Il resto del fondo è in parte destinato alla produzione di ortaggi e frutta per il ristorante e per le conserve, e in parte si divide tra giardini e macchia mediterranea, l’ecosistema spontaneo di piante sempreverdi che, lasciato libero di crescere, favorisce la biodiversità.
Molti dei sentieri sono costeggiati da grandi aree dove è stata ripristinata la macchia mediterranea al fine di aumentare la complessità dell’ecosistema anche a beneficio della agricoltura stessa. Le specie piantate sono Mirto, Lentisco, Corbezzolo, Rosmarino, Cisto, Alaterno, Euforbia e Roverelle, tutte piante già naturalmente presenti, ma da noi ripiantate per meglio bilanciare le aree naturali con quelle agricole e arricchire il paesaggio rurale. Il nostro progetto di ripristino della macchia mediterranea è stato selezionato e finanziato dalla Regione Campania, nell’ambito del Piano Nazionale di sviluppo Rurale.
La vegetazione della macchia mediterranea è anche un rifugio dove la fauna selvatica trova casa, rifugio, cibo e si riproduce.
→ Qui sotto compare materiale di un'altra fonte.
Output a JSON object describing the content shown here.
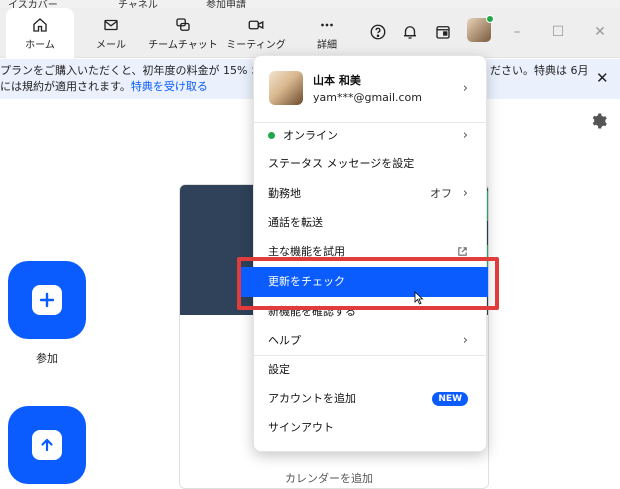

Qui da noi vivono moltissimi uccelli, alcuni tutto l’anno, altri vi passano durante le stagioni migratorie per riposarsi, cibarsi e continuare il loro viaggio.(li ospitiamo gratis!). Incontriamo anche tanti alberi di limone, coltivati secondo il disciplinare “IGP limone di Sorrento”: per garantire una scalarità di maturazione molte piante sono protette dal classico pergolato sorrentino, realizzato con i pali di castagno e una copertura in reti di colore scuro, che le protegge dal vento invernale e in primavera procura loro l’ombra che ritarda la maturazione dei frutti, in modo da disporre del prodotto in estate, “fuori stagione”. Dai limoni, oltre al limoncello, produciamo la confettura che rende speciali i dolci (e non solo…) del nostro ristorante.
Passeggiando, ci si imbatte qua e là in alberi di susine, albicocche, fichi, melograni, mele e noci che aumentano di anno in anno perché introduciamo continuamente nuove varietà, che favoriscono la biodiversità e ci aiutano a produrre in casa più frutta fresca, che serviamo agli ospiti e con la quale produciamo le conserve.
In un punto alto e soleggiato, poi, possiamo passeggiare tra i filari di viti, che producono uva Aglianico e Piedirosso.
In una zona alta e riparata, troviamo le stalle e i prati dove scorrazzano gli animali parte della famiglia del Relais: Talento e Sugarina, i due cavalli vivaci e intelligenti, che vivono accanto a Fiocco, il pony e Giusy, l’asinella.
Poco lontano, c’è un prato dove quattro pecore pascolano tranquille, mentre Cleopatra, il grande pastore maremmano, fa la guardia ma senza troppa severità e riconosce ogni angolo e ogni voce, anche quelle dei gatti, Principessa, Zarina, Spilla e Lilly che saltano sui muretti e si fanno vedere quando vogliono loro, come sanno fare solo i gatti di campagna.
Il Relais Regina Giovanna è un posto che profuma di terra, di legna, di vita e di mare, dove il tempo scorre lento, ma pieno.